Sitting In

    Nanci Griffith: Sometimes a Rare Music

    Issue 144

    A master of songcraft is silent now, passing on Friday, August 13, 2021.

    Nanci Griffith, singer, songwriter and proponent of "folkabilly”: her unique combination of folk and country is gone at 68.

    Griffith was born in Seguin, Texas On July 6, 1953. Griffith's high school boyfriend, John, died in a motorcycle accident after taking her to the senior prom, and subsequently became the muse of many of her songs.

    Her first recording, There's a Light Beyond These Woods, was recorded in 1978 for B.F. Deal Records in Austin, TX.

    Louis Black of The Austin Chronicle wrote, "Nanci Griffith's songs have always taken me back to those places. Reminded me how light shone through warped kitchen windows, how snow-covered mornings smelled, how a partner looked moving through the house. Griffith's songs develop like Polaroids of lost moments, often of almost mundane subjects – not great passion, but the way the bathtub tilted or heading outdoors to bring in oranges for juice. Photos I'd thought were long lost. Griffith's songs made me realize those snapshots will always be with me in some way."

    Griffith won a Grammy Award in 1994 for her Other Voices, Other Rooms album. She recorded songs written by the artists that influenced her most, including Kate Wolf, Bob Dylan, John Prine, Janis Ian, Tom Paxton and Townes Van Zandt among others. The title was borne from Truman Capote's book about the terror of abandonment, the misery of loneliness and the yearning to be loved.


    Nanci first recorded Julie Gold’s “From a Distance,” which I prefer to Bette Midler’s hit version.


    Later in her career she kept playing while battling breast cancer in 1996, thyroid cancer in 1998, and a painful case of Dupuytren’s contracture, an abnormal thickening of the skin on the hand, which severely limited the mobility of her fingers.
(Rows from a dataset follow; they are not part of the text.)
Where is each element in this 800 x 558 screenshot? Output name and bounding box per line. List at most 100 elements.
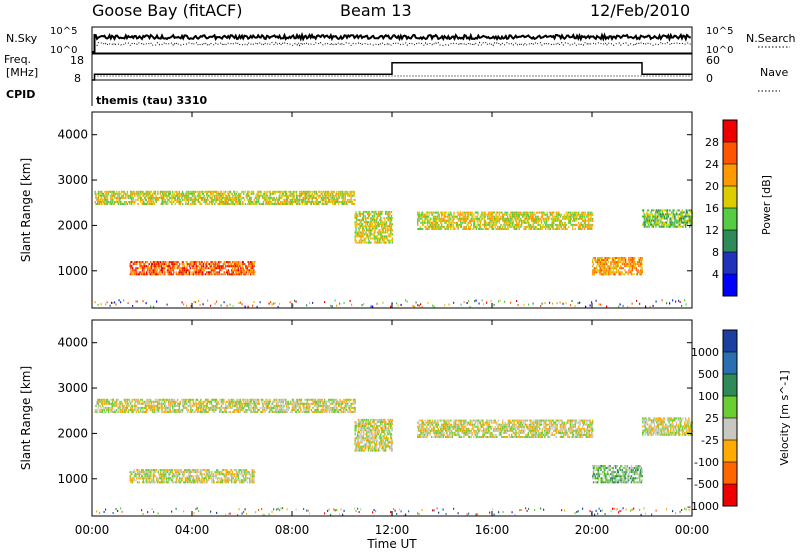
echo-cell	[448, 212, 449, 214]
echo-cell	[272, 303, 273, 305]
echo-cell	[163, 273, 164, 275]
echo-cell	[561, 222, 562, 224]
echo-cell	[663, 213, 664, 215]
echo-cell	[688, 213, 689, 215]
echo-cell	[109, 203, 110, 205]
echo-cell	[306, 197, 307, 199]
echo-cell	[556, 220, 557, 222]
echo-cell	[132, 409, 133, 411]
echo-cell	[525, 228, 526, 230]
echo-cell	[206, 273, 207, 275]
echo-cell	[685, 224, 686, 226]
echo-cell	[436, 228, 437, 230]
echo-cell	[487, 216, 488, 218]
echo-cell	[368, 221, 369, 223]
echo-cell	[232, 267, 233, 269]
echo-cell	[453, 212, 454, 214]
echo-cell	[199, 193, 200, 195]
echo-cell	[160, 261, 161, 263]
echo-cell	[344, 201, 345, 203]
echo-cell	[269, 399, 270, 401]
freq-label-line2: [MHz]	[6, 66, 38, 79]
echo-cell	[342, 201, 343, 203]
echo-cell	[647, 226, 648, 228]
echo-cell	[172, 403, 173, 405]
echo-cell	[551, 218, 552, 220]
echo-cell	[685, 226, 686, 228]
echo-cell	[219, 399, 220, 401]
echo-cell	[200, 263, 201, 265]
echo-cell	[352, 191, 353, 193]
echo-cell	[495, 214, 496, 216]
echo-cell	[494, 304, 495, 306]
echo-cell	[209, 403, 210, 405]
echo-cell	[211, 401, 212, 403]
echo-cell	[241, 191, 242, 193]
echo-cell	[222, 199, 223, 201]
echo-cell	[184, 199, 185, 201]
echo-cell	[218, 261, 219, 263]
echo-cell	[280, 403, 281, 405]
echo-cell	[203, 267, 204, 269]
echo-cell	[201, 261, 202, 263]
echo-cell	[149, 263, 150, 265]
echo-cell	[274, 201, 275, 203]
echo-cell	[635, 263, 636, 265]
echo-cell	[250, 199, 251, 201]
echo-cell	[219, 265, 220, 267]
echo-cell	[280, 203, 281, 205]
echo-cell	[419, 220, 420, 222]
echo-cell	[166, 197, 167, 199]
echo-cell	[155, 191, 156, 193]
echo-cell	[196, 405, 197, 407]
echo-cell	[212, 195, 213, 197]
echo-cell	[227, 197, 228, 199]
echo-cell	[198, 199, 199, 201]
echo-cell	[161, 411, 162, 413]
echo-cell	[162, 267, 163, 269]
echo-cell	[264, 403, 265, 405]
echo-cell	[681, 305, 682, 307]
echo-cell	[589, 212, 590, 214]
echo-cell	[472, 220, 473, 222]
echo-cell	[370, 225, 371, 227]
echo-cell	[238, 265, 239, 267]
echo-cell	[610, 269, 611, 271]
echo-cell	[159, 407, 160, 409]
echo-cell	[249, 191, 250, 193]
echo-cell	[132, 199, 133, 201]
echo-cell	[98, 405, 99, 407]
echo-cell	[582, 218, 583, 220]
echo-cell	[198, 265, 199, 267]
echo-cell	[291, 195, 292, 197]
echo-cell	[533, 212, 534, 214]
echo-cell	[361, 231, 362, 233]
echo-cell	[642, 271, 643, 273]
echo-cell	[334, 191, 335, 193]
cpid-label: CPID	[6, 88, 35, 101]
echo-cell	[456, 226, 457, 228]
echo-cell	[429, 228, 430, 230]
y-tick-label: 2000	[57, 218, 88, 232]
echo-cell	[606, 306, 607, 308]
echo-cell	[226, 199, 227, 201]
echo-cell	[172, 273, 173, 275]
echo-cell	[374, 238, 375, 240]
echo-cell	[312, 193, 313, 195]
echo-cell	[193, 401, 194, 403]
echo-cell	[226, 201, 227, 203]
echo-cell	[222, 403, 223, 405]
echo-cell	[324, 301, 325, 303]
echo-cell	[494, 212, 495, 214]
echo-cell	[632, 257, 633, 259]
echo-cell	[294, 300, 295, 302]
echo-cell	[420, 218, 421, 220]
echo-cell	[592, 218, 593, 220]
echo-cell	[273, 199, 274, 201]
echo-cell	[378, 238, 379, 240]
echo-cell	[345, 197, 346, 199]
echo-cell	[173, 201, 174, 203]
echo-cell	[434, 220, 435, 222]
echo-cell	[458, 220, 459, 222]
echo-cell	[658, 209, 659, 211]
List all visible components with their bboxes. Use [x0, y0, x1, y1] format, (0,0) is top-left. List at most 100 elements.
    The Americana Music Association gave Nanci a Lifetime American Trailblazer Award, in a ceremony held in the historic Ryman Auditorium in 2008. Sadly, on June 25, 2019, The New York Times listed Nanci Griffith among the numerous artists whose original recordings were destroyed in the Universal Studios fire in 2008.


    Nancy is a bridge from our musical heritage to all those who inherit her legacy for an inspired future to come.

    “In Our Woods, Sometimes a Rare Music”

    Every spring
    I hear the thrush singing
    in the glowing woods
    he is only passing through.
    His voice is deep,
    then he lifts it until it seems
    to fall from the sky.
    I am thrilled.
    I am grateful.

    Then, by the end of morning,
    he's gone, nothing but silence
    out of the tree
    where he rested for a night.
    And this I find acceptable.
    Not enough is a poor life.
    But too much is, well, too much.
    Imagine Verdi or Mahler
    every day, all day.
    It would exhaust anyone.

    ― Mary Oliver, A Thousand Mornings


    Header image courtesy of Wikimedia Commons/Bryan Ledgard.

    13 comments on “Nanci Griffith: Sometimes a Rare Music”

    1. Thank you for the tribute!

      Nanci is/was one of my favorite female vocalists. I have every album that she has ever done.

      I've seen her numerous times in concert. What a tremendous voice.

      The last year or two has been tough for losing such immense talent.

      R.I.P. Nanci and thanks for all the great music!!!

      1. Thank you for kindly taking the time out of your day to comment. With all the chaos and strife in the world today, it would be easy to miss the passing of such a beautiful soul. I hope we can recognize Nanci as one who asked for nothing more but to slow down and listen to the humanity in each of us.

      1. Thanks much, coming from you that means a lot. We really value the feedback, Frank Doris ~ Copper's editor selects the articles with the reader's interests in mind.

    2. Very nice article Michael, reading this made me stop, go over to Tidal and give a listen as I read. I've always like folk style and believe or not, my drivers Ed boss, Lorraine Jordan folk singer/performer has a picture of the two of them together. Wow, it's interesting how paths cross. Good work!!

      Lets keep listening 🙂

      1. Hey Mike; really appreciate your time and feed back. Frank Doris our editor has some fantastic things to come
        hope to see you back again. Take care sir!